Some of the elements of the book that I found interesting:
- The party of adventurers that heads into "the ruined castle keep" is big. At least a dozen people, probably more like twenty, including a magic-user, a cleric, a ton of dwarves, and more than one halfling thief. This is way beyond even the hireling-heavy, exploration-based adventures I've played in my (very limited) "old school" D&D experience.
- The motivation for their sortie into the keep is greed, plain and simple. There is no mention of stopping an evil overlord, rescuing a princess, or anything noble like that. They're just looking to get real paid. (In the end, it turns out that they've been manipulated by a ki-rin into removing a big nasty from the world, but that's beside the point.)
- The adventurers get their asses kicked a lot. Before they even get to the dungeon, a couple of people get killed by a bulette, and that's just for starters. There's a lot of screaming and dying in this coloring book, and it seems like the poor dwarves - like Ergwhi, pictured above - get the worst of it. Gary might have never used miniatures, but he sure hated miniature people.
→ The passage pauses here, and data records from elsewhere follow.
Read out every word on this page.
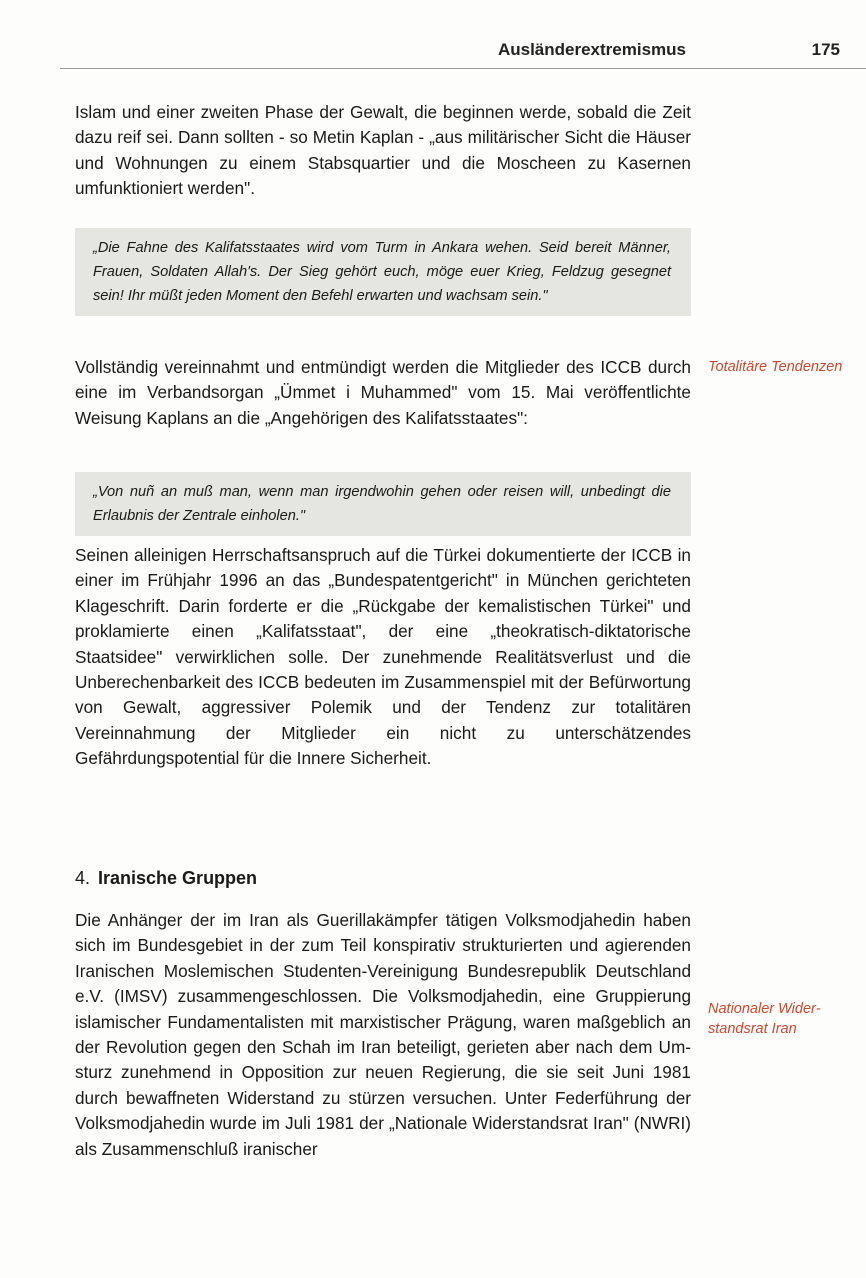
Ausländerextremismus	175

Islam und einer zweiten Phase der Gewalt, die beginnen werde, sobald die Zeit dazu reif sei. Dann sollten - so Metin Kaplan - „aus militärischer Sicht die Häuser und Wohnungen zu einem Stabsquartier und die Moscheen zu Kasernen umfunktioniert werden".

„Die Fahne des Kalifatsstaates wird vom Turm in Ankara wehen. Seid bereit Männer, Frauen, Soldaten Allah's. Der Sieg gehört euch, möge euer Krieg, Feldzug gesegnet sein! Ihr müßt jeden Moment den Befehl erwarten und wachsam sein."

Vollständig vereinnahmt und entmündigt werden die Mitglieder des ICCB durch eine im Verbandsorgan „Ümmet i Muhammed" vom 15. Mai veröffentlichte Weisung Kaplans an die „Angehörigen des Kalifatsstaates":

Totalitäre Tendenzen
„Von nuñ an muß man, wenn man irgendwohin gehen oder reisen will, unbedingt die Erlaubnis der Zentrale einholen."

Seinen alleinigen Herrschaftsanspruch auf die Türkei dokumentierte der ICCB in einer im Frühjahr 1996 an das „Bundespatentgericht" in München gerichteten Klageschrift. Darin forderte er die „Rückgabe der kemalistischen Türkei" und proklamierte einen „Kalifatsstaat", der eine „theokratisch-diktatorische Staatsidee" verwirklichen solle. Der zunehmende Realitätsverlust und die Unberechenbarkeit des ICCB bedeuten im Zusammenspiel mit der Befürwortung von Gewalt, aggressiver Polemik und der Tendenz zur totalitären Vereinnahmung der Mitglieder ein nicht zu unterschätzendes Gefährdungspotential für die Innere Sicherheit.

4. Iranische Gruppen

Die Anhänger der im Iran als Guerillakämpfer tätigen Volksmodjahedin haben sich im Bundesgebiet in der zum Teil konspirativ strukturierten und agierenden Iranischen Moslemischen Studenten-Vereinigung Bundesrepublik Deutschland e.V. (IMSV) zusammengeschlossen. Die Volksmodjahedin, eine Gruppierung islamischer Fundamentalisten mit marxistischer Prägung, waren maßgeblich an der Revolution gegen den Schah im Iran beteiligt, gerieten aber nach dem Umsturz zunehmend in Opposition zur neuen Regierung, die sie seit Juni 1981 durch bewaffneten Widerstand zu stürzen versuchen. Unter Federführung der Volksmodjahedin wurde im Juli 1981 der „Nationale Widerstandsrat Iran" (NWRI) als Zusammenschluß iranischer

Nationaler Widerstandsrat Iran
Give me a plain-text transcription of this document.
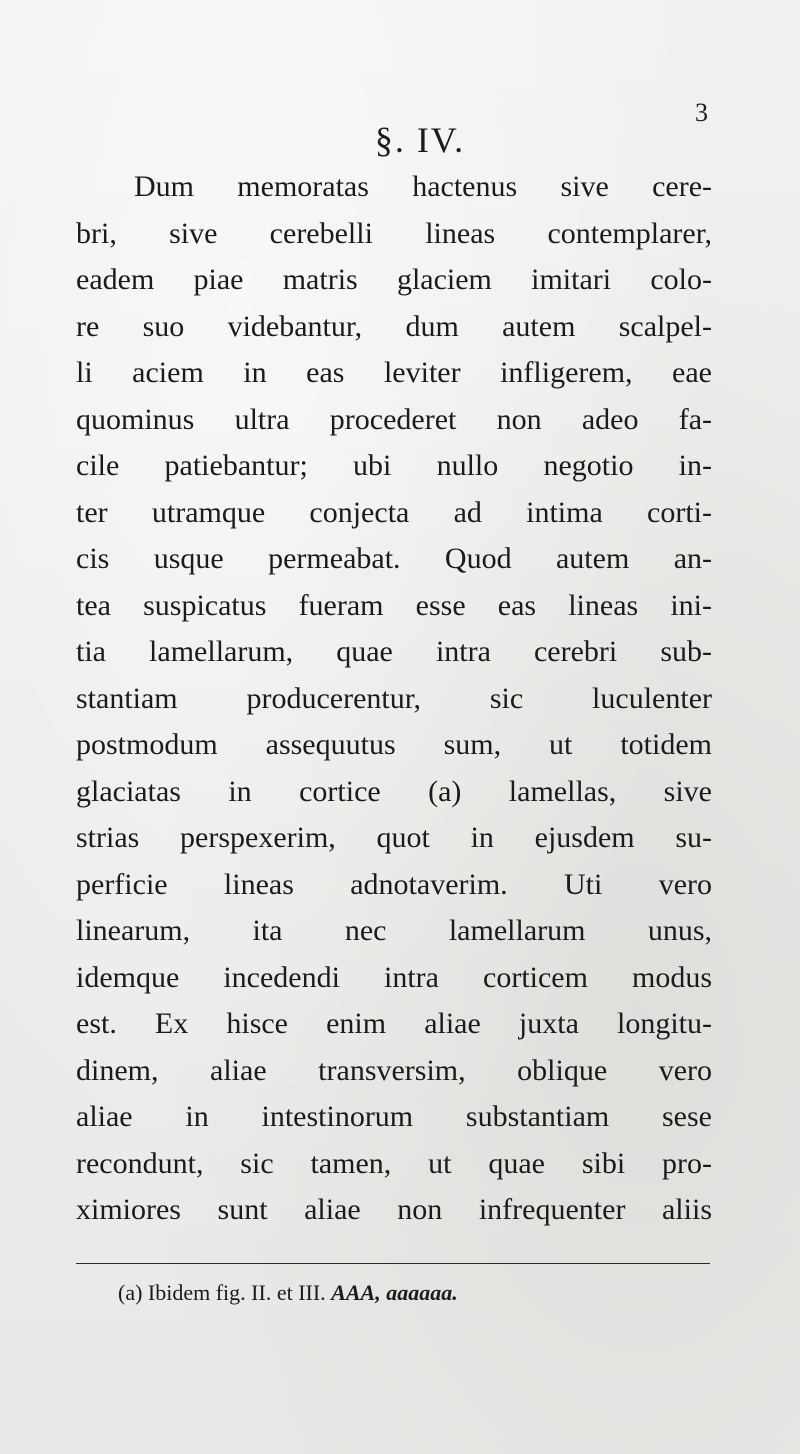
3
§. IV.
Dum memoratas hactenus sive cere-
bri, sive cerebelli lineas contemplarer,
eadem piae matris glaciem imitari colo-
re suo videbantur, dum autem scalpel-
li aciem in eas leviter infligerem, eae
quominus ultra procederet non adeo fa-
cile patiebantur; ubi nullo negotio in-
ter utramque conjecta ad intima corti-
cis usque permeabat. Quod autem an-
tea suspicatus fueram esse eas lineas ini-
tia lamellarum, quae intra cerebri sub-
stantiam producerentur, sic luculenter
postmodum assequutus sum, ut totidem
glaciatas in cortice (a) lamellas, sive
strias perspexerim, quot in ejusdem su-
perficie lineas adnotaverim. Uti vero
linearum, ita nec lamellarum unus,
idemque incedendi intra corticem modus
est. Ex hisce enim aliae juxta longitu-
dinem, aliae transversim, oblique vero
aliae in intestinorum substantiam sese
recondunt, sic tamen, ut quae sibi pro-
ximiores sunt aliae non infrequenter aliis
(a) Ibidem fig. II. et III. AAA, aaaaaa.
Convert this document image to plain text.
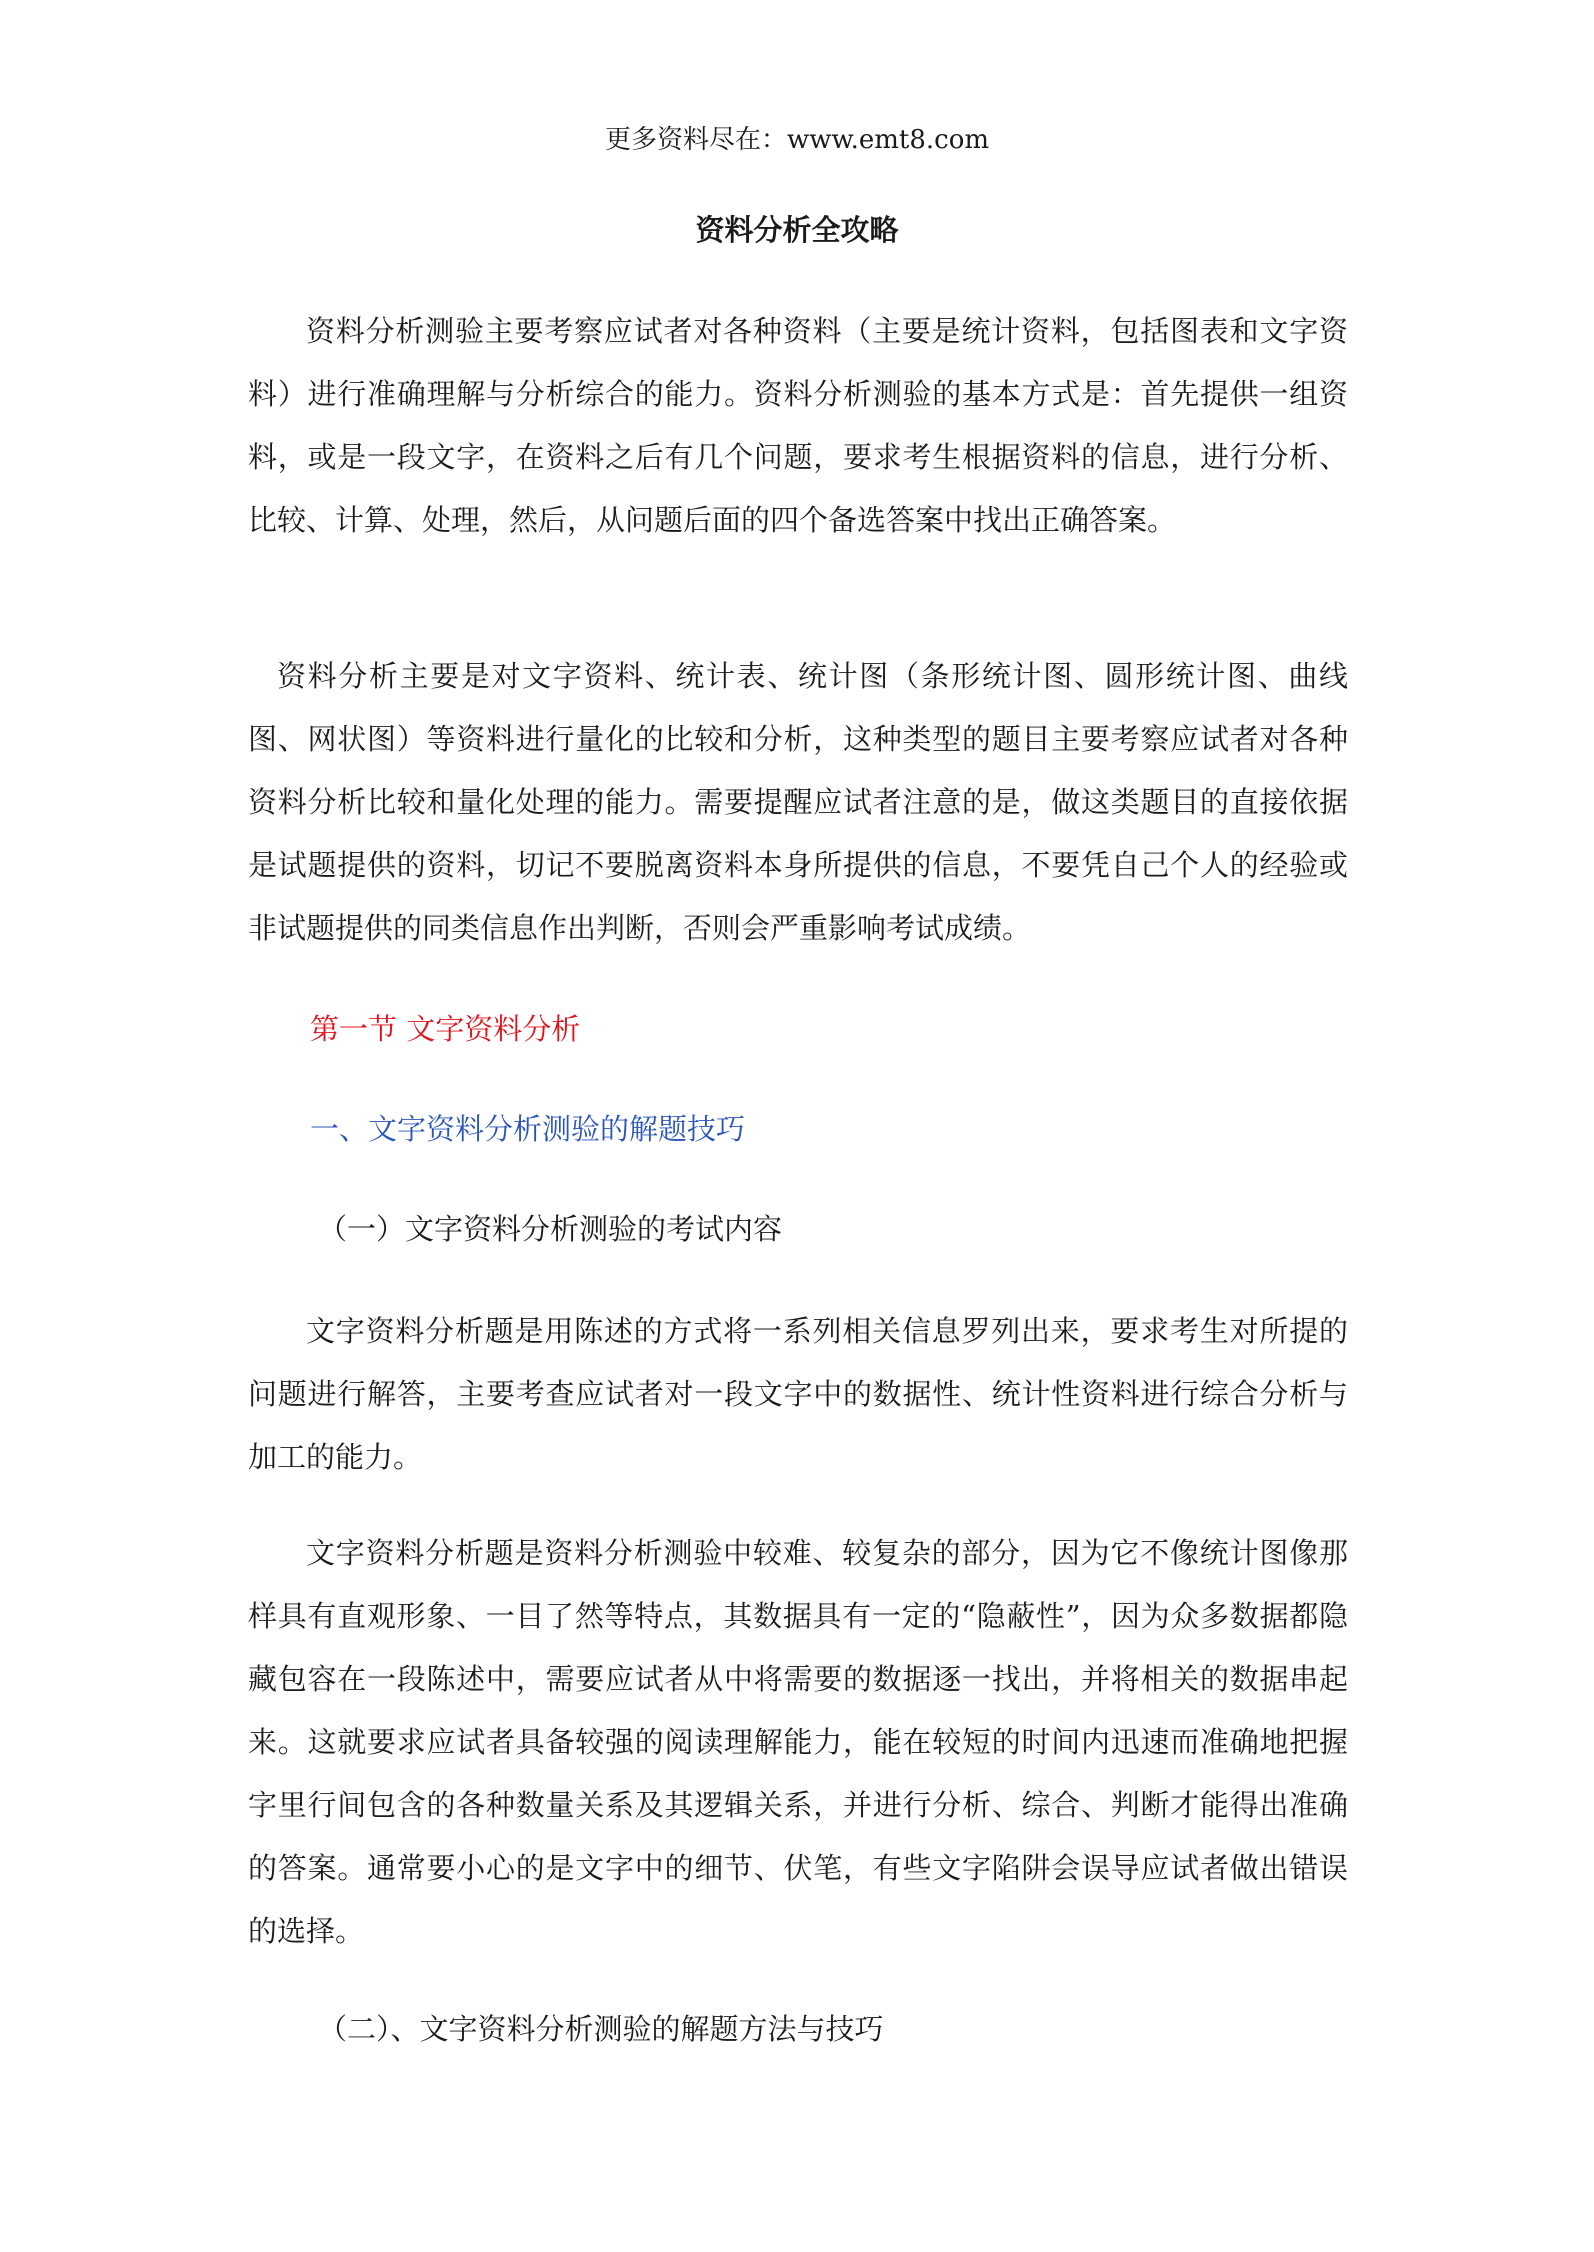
更多资料尽在：www.emt8.com
资料分析全攻略

资料分析测验主要考察应试者对各种资料（主要是统计资料，包括图表和文字资料）进行准确理解与分析综合的能力。资料分析测验的基本方式是：首先提供一组资料，或是一段文字，在资料之后有几个问题，要求考生根据资料的信息，进行分析、比较、计算、处理，然后，从问题后面的四个备选答案中找出正确答案。

资料分析主要是对文字资料、统计表、统计图（条形统计图、圆形统计图、曲线图、网状图）等资料进行量化的比较和分析，这种类型的题目主要考察应试者对各种资料分析比较和量化处理的能力。需要提醒应试者注意的是，做这类题目的直接依据是试题提供的资料，切记不要脱离资料本身所提供的信息，不要凭自己个人的经验或非试题提供的同类信息作出判断，否则会严重影响考试成绩。

第一节 文字资料分析
一、文字资料分析测验的解题技巧
（一）文字资料分析测验的考试内容

文字资料分析题是用陈述的方式将一系列相关信息罗列出来，要求考生对所提的问题进行解答，主要考查应试者对一段文字中的数据性、统计性资料进行综合分析与加工的能力。

文字资料分析题是资料分析测验中较难、较复杂的部分，因为它不像统计图像那样具有直观形象、一目了然等特点，其数据具有一定的“隐蔽性”，因为众多数据都隐藏包容在一段陈述中，需要应试者从中将需要的数据逐一找出，并将相关的数据串起来。这就要求应试者具备较强的阅读理解能力，能在较短的时间内迅速而准确地把握字里行间包含的各种数量关系及其逻辑关系，并进行分析、综合、判断才能得出准确的答案。通常要小心的是文字中的细节、伏笔，有些文字陷阱会误导应试者做出错误的选择。

（二）、文字资料分析测验的解题方法与技巧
- The party runs away a lot, or uses spells and magic items to avoid combat entirely. In fact, they don't really win a single encounter, if by "win" you mean "kill all the bad guys and take their stuff."
- Practically everybody has an awesome beard and/or mustache, elves and halflings excluded. Also, halflings don't look like hobbits here - they're skinny little guys with pointy noses, pointy ears, and pointy shoes.
- A female ranger is apparently called a "rangeress".
Oddly enough, I think the Coloring Album might be the best encapsulation of an "old school" D&D adventure ever made. It certainly gives a more accurate glimpse of the game than any of TSR's novels ever did.